Hi ArrogantBlackbird16 ,
How do you generate and run your tasks? Do you use the same flow as in the https://clear.ml/docs/latest/docs/fundamentals/agents_and_queues#agent-and-queue-workflow ? Some other automation?
ArrogantBlackbird16 when you say spawn, what exactly do you mean? Also, are you using a locally-hosted server?
Hi TimelyPenguin76 and SuccessfulKoala55 ,
My tasks are created by first creating many sub-processes, and then in each sub-process: initializing a task, connecting the task to some parameters, cloning the task, enqueueing the cloned task, then killing the sub-process. When I do this with just a single sub-process, everything seems to work fine. When there are many sub-processes, I get the error message ocassionally.
Yes, I use a locally hosted server (SAIPS team).
TimelyPenguin76 SuccessfulKoala55
Do you have any idea what may cause this?
Is it possible that different tasks created together somehow have the same identifier?
Or am I missing something obvious?
To create each subprocess, I use the following:
import subprocess from copy import copy new_env = copy(os.environ) new_env.pop('TRAINS_PROC_MASTER_ID', None) new_env.pop('TRAINS_TASK_ID', None) new_env.pop('CLEARML_PROC_MASTER_ID', None) new_env.pop('CLEARML_TASK_ID', None) subprocess.Popen(cmd, env=new_env, shell=True)
Where cmd is something like "python file.py <parameters>"
Perhaps this somehow disrupts clearml operation in the sub processes?
ArrogantBlackbird16 the file.py
is the file contains the Task.init
call?
not sure I’m getting the flow, if you just want to create a template task in the system, clone and enqueue it, you can use task.execute_remotely(queue_name="my_queue", clone=True)
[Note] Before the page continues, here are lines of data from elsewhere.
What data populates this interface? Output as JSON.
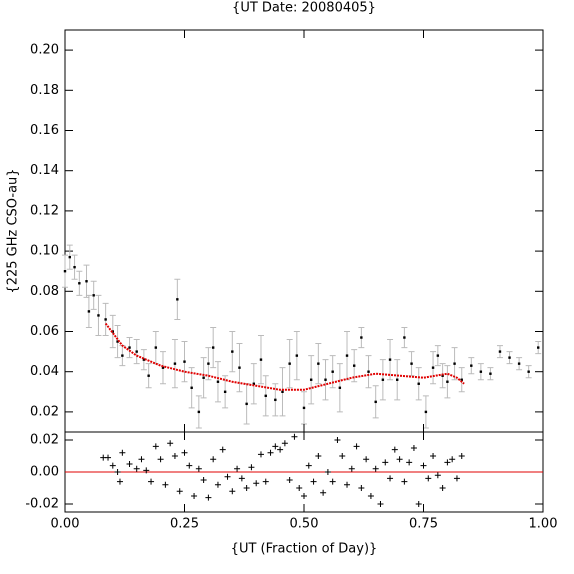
{
  "chart_data": [
    {
      "type": "errorscatter",
      "title": "{UT Date: 20080405}",
      "ylabel": "{225 GHz CSO-au}",
      "xlim": [
        0,
        1
      ],
      "ylim": [
        0.01,
        0.21
      ],
      "yticks": [
        {
          "value": 0.02,
          "label": "0.02"
        },
        {
          "value": 0.04,
          "label": "0.04"
        },
        {
          "value": 0.06,
          "label": "0.06"
        },
        {
          "value": 0.08,
          "label": "0.08"
        },
        {
          "value": 0.1,
          "label": "0.10"
        },
        {
          "value": 0.12,
          "label": "0.12"
        },
        {
          "value": 0.14,
          "label": "0.14"
        },
        {
          "value": 0.16,
          "label": "0.16"
        },
        {
          "value": 0.18,
          "label": "0.18"
        },
        {
          "value": 0.2,
          "label": "0.20"
        }
      ],
      "color": "#000000",
      "error_color": "#bbbbbb",
      "x": [
        0.0,
        0.01,
        0.02,
        0.03,
        0.045,
        0.05,
        0.06,
        0.07,
        0.085,
        0.1,
        0.11,
        0.12,
        0.135,
        0.15,
        0.165,
        0.175,
        0.19,
        0.205,
        0.23,
        0.235,
        0.25,
        0.265,
        0.28,
        0.29,
        0.3,
        0.31,
        0.32,
        0.335,
        0.35,
        0.365,
        0.38,
        0.395,
        0.41,
        0.42,
        0.44,
        0.455,
        0.47,
        0.485,
        0.5,
        0.515,
        0.53,
        0.545,
        0.56,
        0.575,
        0.59,
        0.605,
        0.62,
        0.635,
        0.65,
        0.665,
        0.68,
        0.695,
        0.71,
        0.725,
        0.74,
        0.755,
        0.77,
        0.78,
        0.79,
        0.8,
        0.815,
        0.83,
        0.85,
        0.87,
        0.89,
        0.91,
        0.93,
        0.95,
        0.97,
        0.99
      ],
      "values": [
        0.09,
        0.097,
        0.092,
        0.084,
        0.085,
        0.07,
        0.078,
        0.068,
        0.066,
        0.06,
        0.055,
        0.048,
        0.052,
        0.05,
        0.046,
        0.038,
        0.052,
        0.042,
        0.044,
        0.076,
        0.045,
        0.032,
        0.02,
        0.037,
        0.044,
        0.052,
        0.035,
        0.03,
        0.05,
        0.042,
        0.024,
        0.034,
        0.046,
        0.028,
        0.026,
        0.03,
        0.044,
        0.048,
        0.022,
        0.036,
        0.044,
        0.036,
        0.04,
        0.032,
        0.048,
        0.043,
        0.057,
        0.04,
        0.025,
        0.036,
        0.046,
        0.036,
        0.057,
        0.044,
        0.034,
        0.02,
        0.042,
        0.048,
        0.038,
        0.035,
        0.044,
        0.036,
        0.043,
        0.04,
        0.039,
        0.05,
        0.047,
        0.044,
        0.04,
        0.052
      ],
      "errors": [
        0.008,
        0.006,
        0.006,
        0.006,
        0.008,
        0.008,
        0.007,
        0.01,
        0.008,
        0.008,
        0.008,
        0.005,
        0.005,
        0.006,
        0.005,
        0.006,
        0.008,
        0.008,
        0.012,
        0.01,
        0.01,
        0.01,
        0.008,
        0.01,
        0.008,
        0.01,
        0.01,
        0.008,
        0.01,
        0.012,
        0.01,
        0.01,
        0.012,
        0.01,
        0.008,
        0.012,
        0.012,
        0.012,
        0.008,
        0.012,
        0.01,
        0.01,
        0.008,
        0.012,
        0.012,
        0.008,
        0.005,
        0.008,
        0.008,
        0.01,
        0.01,
        0.01,
        0.005,
        0.006,
        0.008,
        0.008,
        0.008,
        0.005,
        0.006,
        0.008,
        0.008,
        0.006,
        0.004,
        0.004,
        0.003,
        0.003,
        0.003,
        0.003,
        0.003,
        0.003
      ],
      "fit": {
        "color": "#e00000",
        "x": [
          0.085,
          0.12,
          0.15,
          0.2,
          0.25,
          0.3,
          0.35,
          0.4,
          0.45,
          0.5,
          0.55,
          0.6,
          0.65,
          0.7,
          0.75,
          0.8,
          0.82,
          0.835
        ],
        "values": [
          0.064,
          0.053,
          0.048,
          0.043,
          0.04,
          0.038,
          0.035,
          0.033,
          0.031,
          0.031,
          0.034,
          0.037,
          0.039,
          0.038,
          0.037,
          0.039,
          0.037,
          0.034
        ]
      }
    },
    {
      "type": "residual",
      "xlabel": "{UT (Fraction of Day)}",
      "xlim": [
        0,
        1
      ],
      "ylim": [
        -0.025,
        0.025
      ],
      "xticks": [
        {
          "value": 0,
          "label": "0.00"
        },
        {
          "value": 0.25,
          "label": "0.25"
        },
        {
          "value": 0.5,
          "label": "0.50"
        },
        {
          "value": 0.75,
          "label": "0.75"
        },
        {
          "value": 1,
          "label": "1.00"
        }
      ],
      "yticks": [
        {
          "value": -0.02,
          "label": "-0.02"
        },
        {
          "value": 0,
          "label": "0.00"
        },
        {
          "value": 0.02,
          "label": "0.02"
        }
      ],
      "color": "#000000",
      "hline": 0,
      "hline_color": "#e00000",
      "x": [
        0.08,
        0.09,
        0.1,
        0.11,
        0.115,
        0.12,
        0.135,
        0.15,
        0.16,
        0.17,
        0.18,
        0.19,
        0.2,
        0.21,
        0.22,
        0.23,
        0.24,
        0.25,
        0.26,
        0.27,
        0.28,
        0.29,
        0.3,
        0.31,
        0.32,
        0.33,
        0.34,
        0.35,
        0.36,
        0.37,
        0.38,
        0.39,
        0.4,
        0.41,
        0.42,
        0.43,
        0.44,
        0.45,
        0.46,
        0.47,
        0.48,
        0.49,
        0.5,
        0.51,
        0.52,
        0.53,
        0.54,
        0.55,
        0.56,
        0.57,
        0.58,
        0.59,
        0.6,
        0.61,
        0.62,
        0.63,
        0.64,
        0.65,
        0.66,
        0.67,
        0.68,
        0.69,
        0.7,
        0.71,
        0.72,
        0.73,
        0.74,
        0.75,
        0.76,
        0.77,
        0.78,
        0.79,
        0.8,
        0.81,
        0.82,
        0.83
      ],
      "values": [
        0.009,
        0.009,
        0.004,
        0.0,
        -0.006,
        0.012,
        0.005,
        0.002,
        0.008,
        0.001,
        -0.006,
        0.016,
        0.008,
        -0.008,
        0.018,
        0.01,
        -0.012,
        0.012,
        0.004,
        -0.015,
        0.002,
        -0.005,
        -0.016,
        0.008,
        -0.008,
        0.014,
        -0.003,
        -0.012,
        0.002,
        -0.004,
        -0.01,
        0.003,
        -0.007,
        0.011,
        -0.006,
        0.012,
        0.016,
        0.014,
        0.018,
        -0.005,
        0.022,
        -0.01,
        -0.015,
        0.004,
        -0.006,
        0.01,
        -0.013,
        0.0,
        -0.006,
        0.02,
        0.01,
        -0.008,
        0.002,
        0.016,
        -0.01,
        0.008,
        -0.015,
        0.002,
        -0.02,
        0.006,
        -0.004,
        0.014,
        0.008,
        -0.006,
        0.006,
        0.015,
        -0.02,
        0.004,
        -0.004,
        0.01,
        -0.002,
        -0.01,
        0.006,
        0.008,
        -0.004,
        0.01
      ]
    }
  ]
}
,can this solve the issue?
TimelyPenguin76 Thanks for the reply.
I believe the way I start tasks is completely independent to this problem. Assuming my approach is in principle legitimate, it does not explain why I get the following error message. Note that the error only happens when I start multiple tasks. What is the cause of this error?clearml_agent: ERROR: Instance with the same WORKER_ID [algo-lambda:gpu0] is already running
maybe I missed something here, each process also create an agent to run the task with?
I believe there is a single agent, single queue, for all tasks.
ArrogantBlackbird16 can you send a toy example so I can reproduce it my side?
Hi TimelyPenguin76 ,
Making such a toy example will take a lot of effort.
For now I intend to debug it or circumvent the error with various tricks.
If it is possible to explain the cause of the error message above, or some details regarding it, I would very much appreciate it.
Thanks for your help and quick replies.